TRC meetings bulletin

June 2018

Items of interest from this week’s meetings of the Council’s two key committees, Consents & Regulatory, and Policy & Planning:

Coastal Plan suggestions assessed

Sixty-one submissions have been received on the Council’s Proposed Coastal Plan for Taranaki, which was open for public consultation from late February to late April. Many submitters indicated support for the Plan’s overall approach but many are also requesting changes, the Policy and Planning Committee was told. These include measures relating to cultural considerations, use and development, protection of surf breaks and protection of biodiversity. Staff are continuing to analyse the submissions and the next step will be meetings with submitters to seek agreement on changes that can address the concerns of all parties while still meeting the Plan’s overall objectives. Any unresolved matters will be brought to a formal Council hearing later in the year.

 

Coastal Plan submissions

More consents this year

By the end of April, 253 resource consents had been issued so far this financial year, compared with 216 at the same time last year and 307 the previous year, the Consents and Regulatory Committee was told.  The consents allow activities that contribute to the regional economy and although most fall under the statutory definition of ‘non-notified’, this does not exclude the involvement of other parties, the Committee was told. A total of 328 third parties, mostly iwi/hapū, have been consulted about this year’s resource consents, and 82 written approvals have been provided by third parties.

Region’s liquid assets well documented

The Council has reviewed and improved the way it keeps track of freshwater takes in the region, the Policy and Planning Committee was told. The review was the result of a new central Government requirement for regions to establish accounting systems for freshwater quantity and quality. The Council has always had a system of accounting for freshwater quantities and it is updated when resource consents are issued, the Committee was told. An accounting system for groundwater has also been developed. Work is continuing on an accounting system for freshwater quality.

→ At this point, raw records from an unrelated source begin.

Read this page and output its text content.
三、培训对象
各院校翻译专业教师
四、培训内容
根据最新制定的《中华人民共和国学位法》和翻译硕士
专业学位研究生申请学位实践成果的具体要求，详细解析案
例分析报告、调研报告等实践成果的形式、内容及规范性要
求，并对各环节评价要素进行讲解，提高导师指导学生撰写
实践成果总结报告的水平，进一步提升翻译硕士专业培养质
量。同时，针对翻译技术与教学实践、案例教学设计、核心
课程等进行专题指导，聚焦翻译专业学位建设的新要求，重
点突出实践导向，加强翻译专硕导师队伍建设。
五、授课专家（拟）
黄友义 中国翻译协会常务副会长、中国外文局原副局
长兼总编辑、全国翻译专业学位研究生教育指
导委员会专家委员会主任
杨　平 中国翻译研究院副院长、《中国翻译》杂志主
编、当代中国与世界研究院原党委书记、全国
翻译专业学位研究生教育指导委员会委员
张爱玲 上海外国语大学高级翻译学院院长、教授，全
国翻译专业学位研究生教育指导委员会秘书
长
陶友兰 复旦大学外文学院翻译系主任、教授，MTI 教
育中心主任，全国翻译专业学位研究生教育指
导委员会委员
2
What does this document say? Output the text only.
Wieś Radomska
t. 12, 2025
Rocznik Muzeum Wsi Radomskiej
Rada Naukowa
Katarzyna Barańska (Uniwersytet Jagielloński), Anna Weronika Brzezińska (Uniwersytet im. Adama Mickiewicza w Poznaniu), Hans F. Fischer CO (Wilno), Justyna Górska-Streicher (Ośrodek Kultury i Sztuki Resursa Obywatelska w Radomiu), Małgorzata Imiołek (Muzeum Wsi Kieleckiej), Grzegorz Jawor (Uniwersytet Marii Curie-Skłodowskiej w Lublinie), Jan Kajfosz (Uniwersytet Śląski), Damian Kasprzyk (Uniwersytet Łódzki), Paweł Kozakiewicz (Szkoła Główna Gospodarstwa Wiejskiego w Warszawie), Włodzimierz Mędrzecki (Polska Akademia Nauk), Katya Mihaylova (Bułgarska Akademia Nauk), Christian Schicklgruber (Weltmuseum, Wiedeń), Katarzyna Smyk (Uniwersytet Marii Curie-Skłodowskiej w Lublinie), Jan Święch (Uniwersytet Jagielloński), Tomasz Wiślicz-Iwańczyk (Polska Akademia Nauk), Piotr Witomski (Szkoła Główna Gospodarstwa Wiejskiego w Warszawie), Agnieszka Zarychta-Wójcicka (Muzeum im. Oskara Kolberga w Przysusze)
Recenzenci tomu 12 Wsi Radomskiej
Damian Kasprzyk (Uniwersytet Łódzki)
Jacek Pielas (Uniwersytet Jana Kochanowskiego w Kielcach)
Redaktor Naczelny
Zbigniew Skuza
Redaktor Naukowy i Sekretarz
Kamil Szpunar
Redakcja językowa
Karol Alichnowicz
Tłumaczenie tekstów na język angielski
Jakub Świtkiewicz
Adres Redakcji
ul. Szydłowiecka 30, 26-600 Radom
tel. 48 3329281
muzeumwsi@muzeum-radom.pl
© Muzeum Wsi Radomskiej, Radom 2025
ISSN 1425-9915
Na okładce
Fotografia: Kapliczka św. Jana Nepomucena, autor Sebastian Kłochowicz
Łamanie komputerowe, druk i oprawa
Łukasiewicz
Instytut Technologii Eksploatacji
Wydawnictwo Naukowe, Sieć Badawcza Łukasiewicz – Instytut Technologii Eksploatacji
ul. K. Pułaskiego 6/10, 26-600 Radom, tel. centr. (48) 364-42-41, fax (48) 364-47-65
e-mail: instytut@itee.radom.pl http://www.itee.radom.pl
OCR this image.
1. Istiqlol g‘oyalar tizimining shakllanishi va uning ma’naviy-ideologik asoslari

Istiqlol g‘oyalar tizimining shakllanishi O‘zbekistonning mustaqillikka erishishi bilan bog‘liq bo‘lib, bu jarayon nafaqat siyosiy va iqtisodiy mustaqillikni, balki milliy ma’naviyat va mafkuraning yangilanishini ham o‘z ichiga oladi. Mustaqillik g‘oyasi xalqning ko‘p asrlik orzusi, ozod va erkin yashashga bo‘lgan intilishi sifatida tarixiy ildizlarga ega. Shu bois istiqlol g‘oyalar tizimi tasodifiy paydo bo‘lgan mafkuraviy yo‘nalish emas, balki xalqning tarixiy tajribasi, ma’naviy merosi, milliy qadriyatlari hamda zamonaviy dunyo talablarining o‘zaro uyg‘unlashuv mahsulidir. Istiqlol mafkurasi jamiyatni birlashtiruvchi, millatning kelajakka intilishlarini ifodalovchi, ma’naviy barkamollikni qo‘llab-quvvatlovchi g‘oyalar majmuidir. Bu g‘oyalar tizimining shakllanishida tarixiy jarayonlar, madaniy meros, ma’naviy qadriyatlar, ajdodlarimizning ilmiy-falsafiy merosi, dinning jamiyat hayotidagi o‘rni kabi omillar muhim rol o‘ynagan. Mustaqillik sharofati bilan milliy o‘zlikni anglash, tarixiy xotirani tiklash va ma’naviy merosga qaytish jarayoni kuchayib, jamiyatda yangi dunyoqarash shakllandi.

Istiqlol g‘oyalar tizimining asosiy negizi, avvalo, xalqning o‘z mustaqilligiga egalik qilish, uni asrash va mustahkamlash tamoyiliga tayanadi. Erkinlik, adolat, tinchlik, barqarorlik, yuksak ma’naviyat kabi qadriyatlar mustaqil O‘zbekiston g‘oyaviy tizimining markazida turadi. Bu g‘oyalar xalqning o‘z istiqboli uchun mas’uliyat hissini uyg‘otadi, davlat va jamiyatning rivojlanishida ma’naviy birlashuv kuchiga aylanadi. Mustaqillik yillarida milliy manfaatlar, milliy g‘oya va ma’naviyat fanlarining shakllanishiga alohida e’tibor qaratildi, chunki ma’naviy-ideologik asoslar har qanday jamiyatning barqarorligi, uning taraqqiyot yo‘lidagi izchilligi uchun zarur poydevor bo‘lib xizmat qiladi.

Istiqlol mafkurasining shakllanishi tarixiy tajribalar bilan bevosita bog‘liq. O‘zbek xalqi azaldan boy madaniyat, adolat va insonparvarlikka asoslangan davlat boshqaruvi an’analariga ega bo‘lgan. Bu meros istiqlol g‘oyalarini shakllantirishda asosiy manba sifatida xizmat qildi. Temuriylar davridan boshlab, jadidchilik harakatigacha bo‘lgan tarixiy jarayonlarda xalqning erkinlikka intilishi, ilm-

Fish population like no other

Taranaki is unusual for the number of its freshwater fish species that spend part of their lives at sea, the Policy and Planning Committee was told. Fifteen of the region’s 18 native species migrate to and from the sea via waterways, compared with just a third of species nationally. Fish passage, the term for their ability to navigate waterways without encountering barriers, is the subject of new national guidelines from NIWA and the Department of Conservation, the Committee was told. The Council has already done much work to ensure fish migration is not impeded by structures such as dams or weirs and the main issue now is disused ‘orphan’ structures which in some cases have heritage value.  All the remaining barriers in the region are being assessed and catalogued prioritised. A separate report to the Consents and Regulatory Committee gave details of the Council’s monitoring of consented in-stream structures, and noted that most of the problem areas involved fish passage. Council officers work with consent holders to ensure they meet their obligations.

Land report analysed

A new national report on the state of New Zealand’s land and soil resources follows the same pattern as previous reports from the Ministry for the Environment and Stats NZ, discussing problems and issues but not whether or how they’re being addressed, the Policy and Planning Committee was told. The international norm is for such reports to examine the pressure on a resource, the current state of the resource and the responses being made to issues and problems identified. This would ensure that the community is fully informed about what, if any, action is being taken to address issues – and in some cases, a lot is happening. The new land report says soil resources and ecosystems and biodiversity on land continue to decline, and that soil is negatively affected by erosion and agricultural intensification.  The committee was told this is not an accurate indication of the state of soils or biodiversity in Taranaki, where the Council has found good uptake of soil stabilisation measures by hillcountry farmers, and where stream health is improving and nutrient levels in waterways are, if anything, improving.